The second day’s keynote session was delivered by Professor Sherif Kamel Shaheen, Professor of Library and Information Science at Cairo University. His talk, “How to Create Real Future impact? People Make the Difference” spoke to 4 issues facing our profession: innovation and entrepreneurship; social responsibility; code of ethics; strategic partnerships. His was another call to action, to take ideas and implement them, but not just for the sake of being different. As Mary Beth noted, the UAE is making a concerted effort to differentiate its economy beyond the petroleum industry and infusing the culture with a spirit of entrepreneurship is part of the plan, even though it doesn’t blend neatly with the current culture which is somewhat hierarchical. As you see, entrepreneurship was a thread that wove its way through the entire conference and we were part of the thread.

I also attended sessions on Patron Driven Acquisition (PDA) which varies slightly from our DDA; a session on Technology in Libraries which focused on online education; and a vendor presentation on Plum Analytics, among others.
English was the primary language for the conference, although the program was printed in both English and Arabic.
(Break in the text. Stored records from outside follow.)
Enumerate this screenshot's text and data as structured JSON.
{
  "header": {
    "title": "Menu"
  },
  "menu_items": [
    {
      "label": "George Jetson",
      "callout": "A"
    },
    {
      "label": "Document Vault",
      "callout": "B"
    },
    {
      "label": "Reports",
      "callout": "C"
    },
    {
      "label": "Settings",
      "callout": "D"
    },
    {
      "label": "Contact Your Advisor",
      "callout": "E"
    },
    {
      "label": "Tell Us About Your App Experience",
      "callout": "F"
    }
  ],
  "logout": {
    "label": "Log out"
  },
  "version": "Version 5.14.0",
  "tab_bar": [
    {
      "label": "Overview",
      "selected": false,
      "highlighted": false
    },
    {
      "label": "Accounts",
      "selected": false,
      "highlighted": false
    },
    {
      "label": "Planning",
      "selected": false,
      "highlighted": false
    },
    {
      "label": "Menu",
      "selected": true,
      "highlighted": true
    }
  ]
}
Most presentations were in English and the conference provided headsets and simultaneous translators for both English to Arabic and Arabic to English. I tended to skip the few sessions in which the presentation and the slides were both in Arabic.

I spent some time in the exhibit hall, too. The vendors seemed to fall into several categories: the database and e-book vendors, the furniture vendors, and the digital scanning equipment or services vendors. Among the database vendors I saw many familiar names, but the focus was all on STEM. Given the importance of petroleum engineering to the Gulf States this isn’t very surprising, but except for Euromonitor, there wasn’t a single business database in the hall.

As Mary Beth has already noted, the hospitality shown us was delightful. Conference organizers and attendees alike made us feel welcome. It was a great experience and I’m grateful to Mohamed Mubarak, Past President of the chapter for inviting us.